One of SPME’s major goals is to combat anti-Semitism and delegitimization of Israel. Here we had the ability tackle Israel’s demonization and delegitimization in an academic and non-intimidating setting, as opposed to the conditions so frequently found in Middle East Studies departments. Part of the uniqueness of organizations like SPME and ASMEA is the ability to approach sensitive issues without the suffocating political correctness so common in the academic world.

Under the leadership of Professors Bernard Lewis and Fouad Ajami, its founders, ASMEA has been able to fill the void caused by the absence of free inquiry and honest scholastic debate on Middle East research while vigorously defending academic freedom. All of this goes hand in hand with the goals of SPME where many of our members who are faculty must confront this environment.

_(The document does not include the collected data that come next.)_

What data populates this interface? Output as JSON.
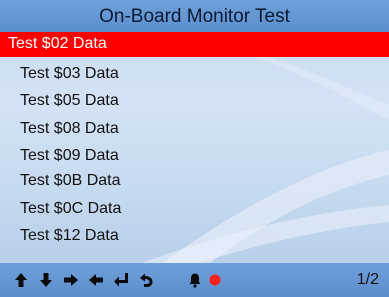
{
  "header": {
    "title": "On-Board Monitor Test"
  },
  "menu": {
    "selected_index": 0,
    "items": [
      {
        "label": "Test $02 Data"
      },
      {
        "label": "Test $03 Data"
      },
      {
        "label": "Test $05 Data"
      },
      {
        "label": "Test $08 Data"
      },
      {
        "label": "Test $09 Data"
      },
      {
        "label": "Test $0B Data"
      },
      {
        "label": "Test $0C Data"
      },
      {
        "label": "Test $12 Data"
      }
    ]
  },
  "footer": {
    "icons": [
      "up-arrow-icon",
      "down-arrow-icon",
      "right-arrow-icon",
      "left-arrow-icon",
      "enter-icon",
      "back-icon",
      "bell-icon",
      "record-icon"
    ],
    "page_indicator": "1/2"
  },
  "colors": {
    "title_bar": "#6a9bd7",
    "selection": "#ff0000",
    "record_dot": "#ff2020",
    "background": "#c9dbf1"
  }
}
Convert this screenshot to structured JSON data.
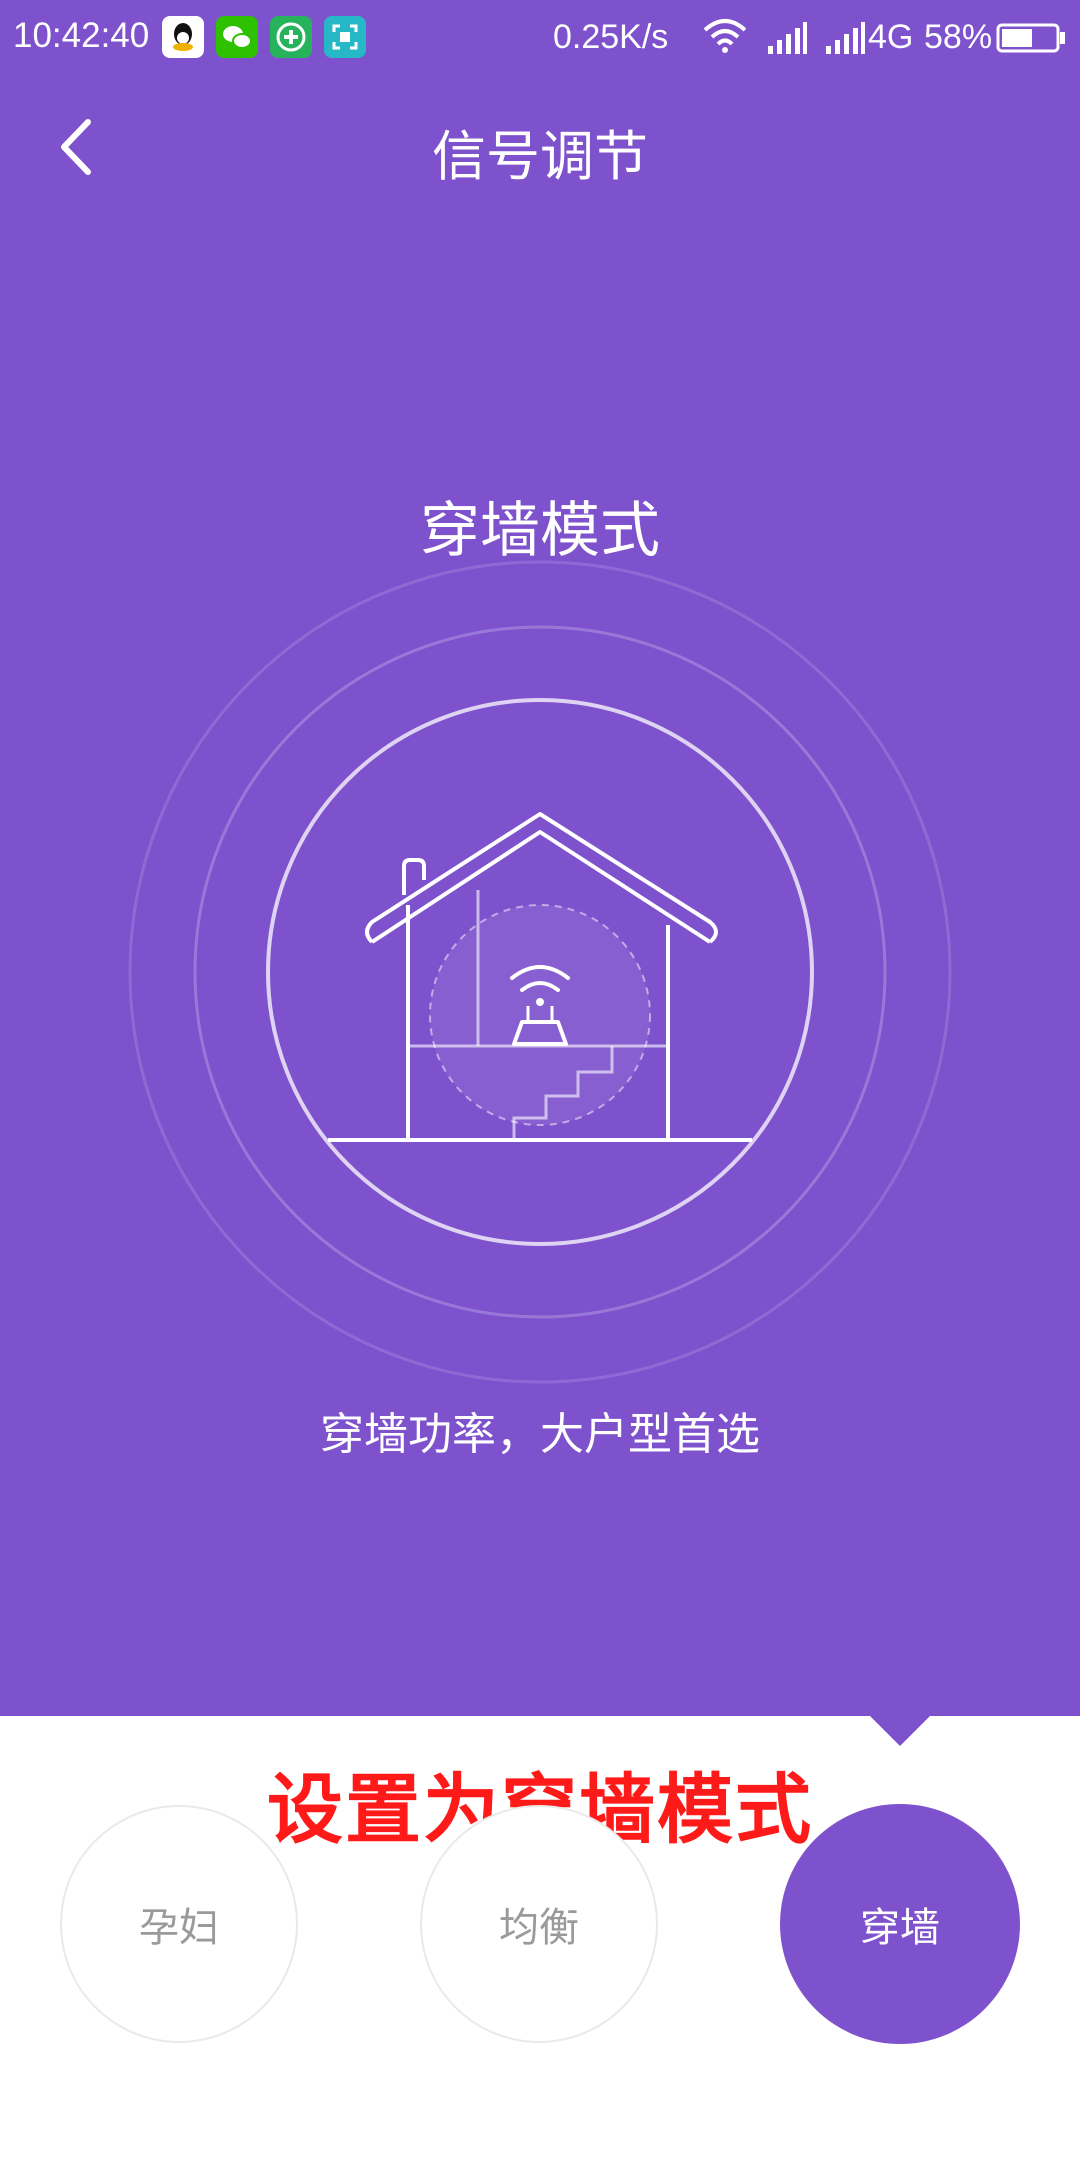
{
  "status_bar": {
    "time": "10:42:40",
    "net_speed": "0.25K/s",
    "network_type": "4G",
    "battery_percent": "58%",
    "battery_level": 0.58,
    "app_icons": [
      "qq-icon",
      "wechat-icon",
      "green-plus-app-icon",
      "scan-app-icon"
    ]
  },
  "header": {
    "title": "信号调节",
    "back_icon": "chevron-left-icon"
  },
  "mode_display": {
    "title": "穿墙模式",
    "description": "穿墙功率，大户型首选",
    "illustration": "house-router-icon"
  },
  "annotation": {
    "text": "设置为穿墙模式",
    "color": "#ff1a1a"
  },
  "modes": [
    {
      "label": "孕妇",
      "active": false
    },
    {
      "label": "均衡",
      "active": false
    },
    {
      "label": "穿墙",
      "active": true
    }
  ],
  "colors": {
    "primary": "#7e52cd",
    "inactive_text": "#9a9a9a"
  }
}
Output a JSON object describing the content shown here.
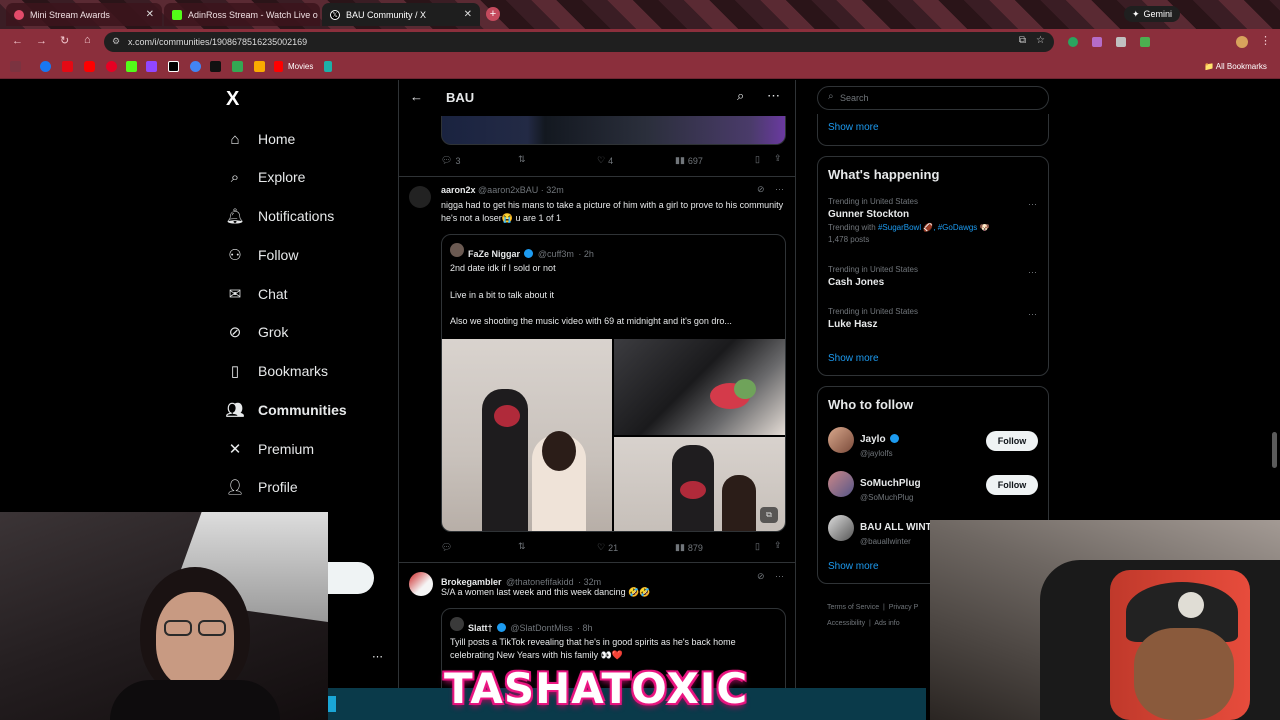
{
  "browser": {
    "tabs": [
      {
        "title": "Mini Stream Awards",
        "color": "#e34b6a"
      },
      {
        "title": "AdinRoss Stream - Watch Live o",
        "color": "#53fc18"
      },
      {
        "title": "BAU Community / X",
        "color": "#000000"
      }
    ],
    "gemini_label": "Gemini",
    "url": "x.com/i/communities/1908678516235002169",
    "bookmarks_movies": "Movies",
    "bookmarks_all": "All Bookmarks"
  },
  "nav": {
    "logo": "X",
    "items": [
      {
        "label": "Home",
        "icon": "home-icon"
      },
      {
        "label": "Explore",
        "icon": "search-icon"
      },
      {
        "label": "Notifications",
        "icon": "bell-icon"
      },
      {
        "label": "Follow",
        "icon": "person-add-icon"
      },
      {
        "label": "Chat",
        "icon": "mail-icon"
      },
      {
        "label": "Grok",
        "icon": "grok-icon"
      },
      {
        "label": "Bookmarks",
        "icon": "bookmark-icon"
      },
      {
        "label": "Communities",
        "icon": "communities-icon"
      },
      {
        "label": "Premium",
        "icon": "x-icon"
      },
      {
        "label": "Profile",
        "icon": "person-icon"
      }
    ]
  },
  "header": {
    "title": "BAU"
  },
  "posts": [
    {
      "actions": {
        "replies": "3",
        "reposts": "",
        "likes": "4",
        "views": "697"
      }
    },
    {
      "author": "aaron2x",
      "handle": "@aaron2xBAU",
      "time": "· 32m",
      "text": "nigga had to get his mans to take a picture of him with a girl to prove to his community he's not a loser😭 u are 1 of 1",
      "quote": {
        "author": "FaZe Niggar",
        "handle": "@cuff3m",
        "time": "· 2h",
        "line1": "2nd date idk if I sold or not",
        "line2": "Live in a bit to talk about it",
        "line3": "Also we shooting the music video with 69 at midnight and it's gon dro..."
      },
      "actions": {
        "replies": "",
        "reposts": "",
        "likes": "21",
        "views": "879"
      }
    },
    {
      "author": "Brokegambler",
      "handle": "@thatonefifakidd",
      "time": "· 32m",
      "text": "S/A a women last week and this week dancing 🤣🤣",
      "quote": {
        "author": "Slatt†",
        "handle": "@SlatDontMiss",
        "time": "· 8h",
        "line1": "Tyill posts a TikTok revealing that he's in good spirits as he's back home celebrating New Years with his family 👀❤️"
      }
    }
  ],
  "right": {
    "search_placeholder": "Search",
    "show_more": "Show more",
    "happening_title": "What's happening",
    "trends": [
      {
        "meta": "Trending in United States",
        "name": "Gunner Stockton",
        "with_label": "Trending with",
        "tags": "#SugarBowl 🏈, #GoDawgs 🐶",
        "posts": "1,478 posts"
      },
      {
        "meta": "Trending in United States",
        "name": "Cash Jones"
      },
      {
        "meta": "Trending in United States",
        "name": "Luke Hasz"
      }
    ],
    "who_title": "Who to follow",
    "follow_label": "Follow",
    "who": [
      {
        "name": "Jaylo",
        "handle": "@jaylolfs",
        "verified": true
      },
      {
        "name": "SoMuchPlug",
        "handle": "@SoMuchPlug",
        "verified": false
      },
      {
        "name": "BAU ALL WINTER",
        "handle": "@bauallwinter",
        "verified": false
      }
    ],
    "footer": {
      "terms": "Terms of Service",
      "privacy": "Privacy P",
      "accessibility": "Accessibility",
      "ads": "Ads info"
    }
  },
  "overlay": {
    "streamer_name": "TASHATOXIC"
  }
}
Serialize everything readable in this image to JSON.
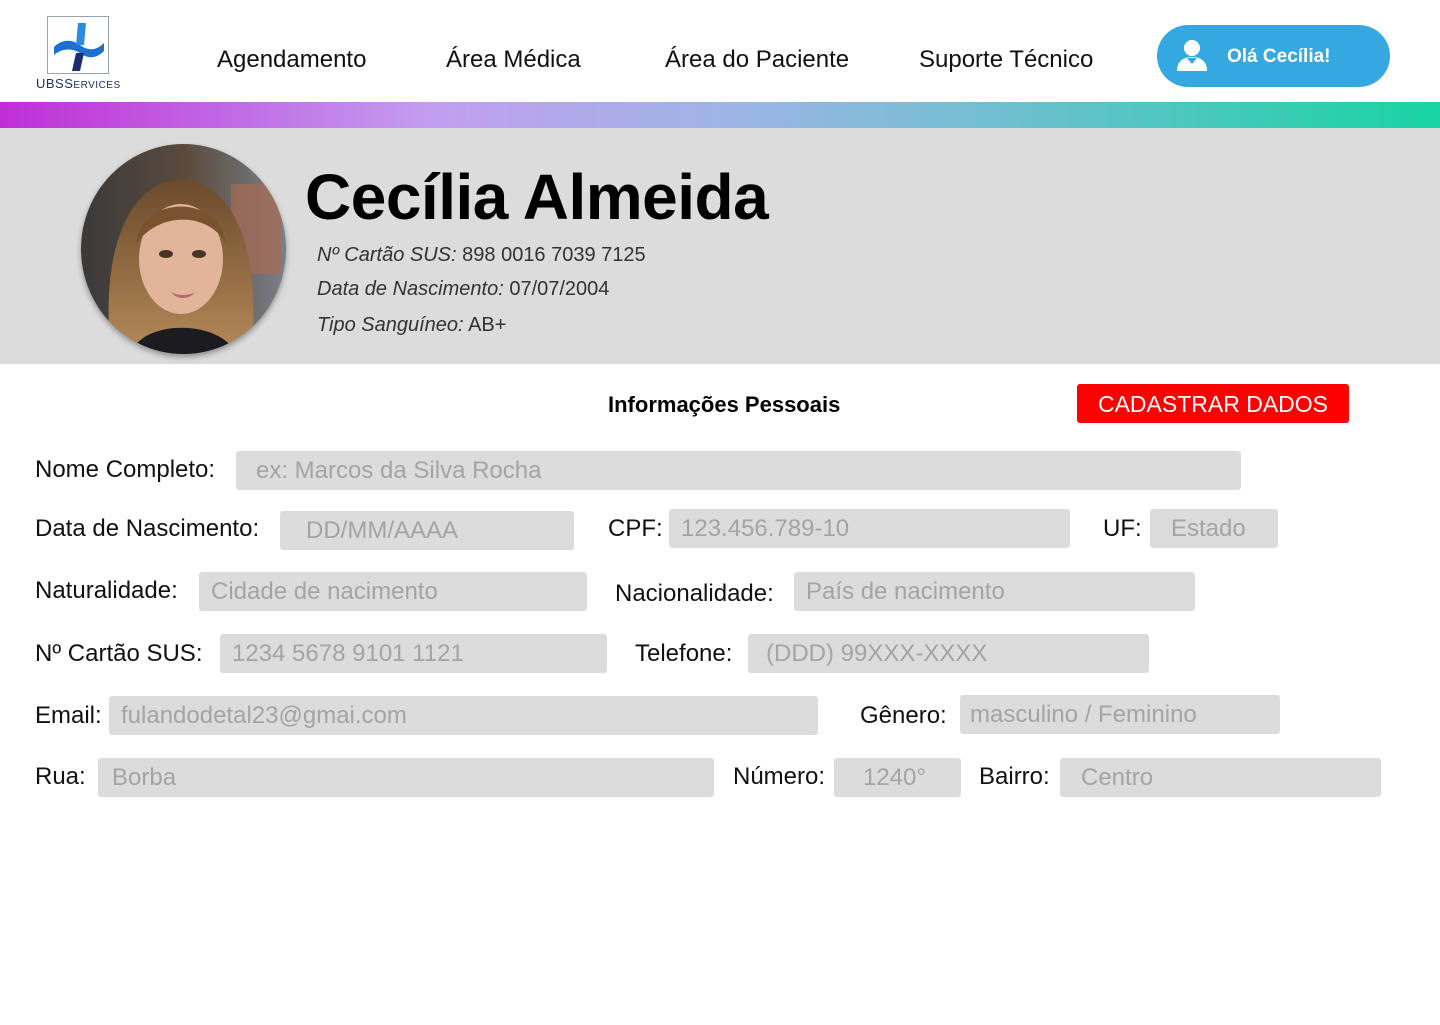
{
  "header": {
    "logo_text": "UBS",
    "logo_text_small": "ERVICES",
    "logo_text_cap": "S",
    "nav": [
      {
        "label": "Agendamento"
      },
      {
        "label": "Área Médica"
      },
      {
        "label": "Área do Paciente"
      },
      {
        "label": "Suporte Técnico"
      }
    ],
    "greeting": "Olá Cecília!"
  },
  "profile": {
    "name": "Cecília Almeida",
    "sus_label": "Nº Cartão SUS:",
    "sus_value": "898 0016 7039 7125",
    "birth_label": "Data de Nascimento:",
    "birth_value": "07/07/2004",
    "blood_label": "Tipo Sanguíneo:",
    "blood_value": "AB+"
  },
  "form": {
    "title": "Informações Pessoais",
    "register_button": "CADASTRAR DADOS",
    "fields": {
      "nome": {
        "label": "Nome Completo:",
        "placeholder": "ex: Marcos da Silva Rocha"
      },
      "nascimento": {
        "label": "Data de Nascimento:",
        "placeholder": "DD/MM/AAAA"
      },
      "cpf": {
        "label": "CPF:",
        "placeholder": "123.456.789-10"
      },
      "uf": {
        "label": "UF:",
        "placeholder": "Estado"
      },
      "naturalidade": {
        "label": "Naturalidade:",
        "placeholder": "Cidade de nacimento"
      },
      "nacionalidade": {
        "label": "Nacionalidade:",
        "placeholder": "País de nacimento"
      },
      "sus": {
        "label": "Nº Cartão SUS:",
        "placeholder": "1234 5678 9101 1121"
      },
      "telefone": {
        "label": "Telefone:",
        "placeholder": "(DDD) 99XXX-XXXX"
      },
      "email": {
        "label": "Email:",
        "placeholder": "fulandodetal23@gmai.com"
      },
      "genero": {
        "label": "Gênero:",
        "placeholder": "masculino / Feminino"
      },
      "rua": {
        "label": "Rua:",
        "placeholder": "Borba"
      },
      "numero": {
        "label": "Número:",
        "placeholder": "1240°"
      },
      "bairro": {
        "label": "Bairro:",
        "placeholder": "Centro"
      }
    }
  },
  "colors": {
    "accent_blue": "#35a8e0",
    "register_red": "#ff0000",
    "banner_gray": "#dcdcdc",
    "logo_navy": "#1e2f6b"
  },
  "icons": {
    "logo": "medical-cross-logo",
    "user": "user-icon"
  }
}
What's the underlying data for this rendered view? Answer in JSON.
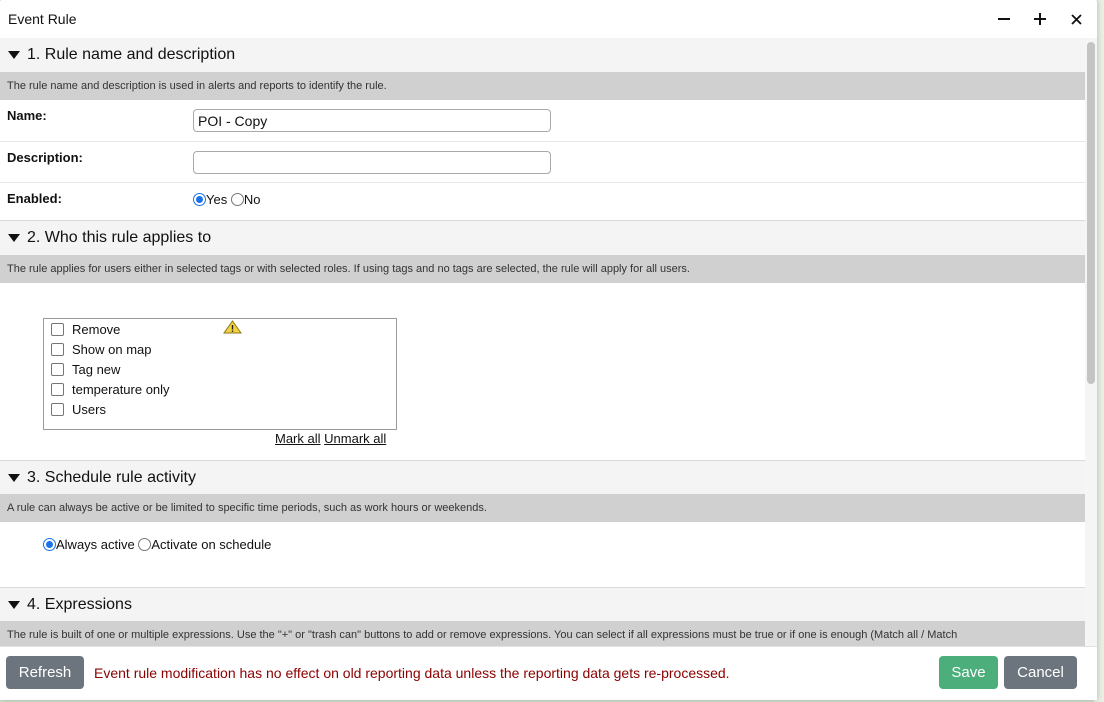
{
  "window": {
    "title": "Event Rule"
  },
  "titlebar": {
    "minimize_icon": "minus-icon",
    "maximize_icon": "plus-icon",
    "close_icon": "close-icon"
  },
  "sections": {
    "s1": {
      "title": "1. Rule name and description",
      "desc": "The rule name and description is used in alerts and reports to identify the rule.",
      "name_label": "Name:",
      "name_value": "POI - Copy",
      "description_label": "Description:",
      "description_value": "",
      "enabled_label": "Enabled:",
      "yes_label": "Yes",
      "no_label": "No",
      "enabled_selected": "Yes"
    },
    "s2": {
      "title": "2. Who this rule applies to",
      "desc": "The rule applies for users either in selected tags or with selected roles. If using tags and no tags are selected, the rule will apply for all users.",
      "tags": [
        "Remove",
        "Show on map",
        "Tag new",
        "temperature only",
        "Users"
      ],
      "mark_all": "Mark all",
      "unmark_all": "Unmark all"
    },
    "s3": {
      "title": "3. Schedule rule activity",
      "desc": "A rule can always be active or be limited to specific time periods, such as work hours or weekends.",
      "always_label": "Always active",
      "schedule_label": "Activate on schedule",
      "selected": "Always active"
    },
    "s4": {
      "title": "4. Expressions",
      "desc": "The rule is built of one or multiple expressions. Use the \"+\" or \"trash can\" buttons to add or remove expressions. You can select if all expressions must be true or if one is enough (Match all / Match"
    }
  },
  "footer": {
    "refresh": "Refresh",
    "warning": "Event rule modification has no effect on old reporting data unless the reporting data gets re-processed.",
    "save": "Save",
    "cancel": "Cancel"
  },
  "colors": {
    "save": "#4cae7a",
    "secondary": "#6c757d",
    "warning_text": "#8b0000",
    "radio_accent": "#1a73e8"
  }
}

Bernard Lewis writes about anti-Semitism in the Arab world that, “the Arab reader had at his disposal a wide range of anti-Semitic literature, all of it Christian and European or American origin. It included the products of clerical and anti-clerical, right wing and left wing, socialist and fascist anti-Semitism. Some of these books were translated several times, and went through many editions. As well as books, there were articles in newspapers and magazines, broadcasts, public lectures, and exhortations, all of which helped to familiarize the Muslim Arab reader with the set of themes and images previously unknown to him - the Jew as a ritual murderer, as Freemason, as capitalist, as communist, as reactionary, as subversive, and as the center of an evil conspiracy aiming at the domination of the world.”

Consequently, anti-Semitism and demonization have evolved into the primary lens through which the Muslim world projects the Israeli-Palestinian conflict throughout the Arab media. The comparison of Israeli actions with Nazi war crimes trivializes the significance of the Holocaust: if the Israelis are no better than the Nazis, then the Nazis’ actions were no worse than the Israelis’. Such is the perception that the Arab world is trying to spread in the West.

Finally, it is only through more open and honest debate on such topics by organizations like SPME and ASMEA that will help restore a climate of civil debate on sensitive subjects relating to the Middle East.

Asaf Romirowsky is the executive director of Scholars for Peace in the Middle East (SPME) and an affiliate professor at the University of Haifa. Trained as a historian, he holds a Ph.D. in Middle East and Mediterranean Studies from King’s College London and has published widely on various aspects of the Arab-Israeli conflict and American foreign policy in the Middle East, as well as on Israeli and Zionist history.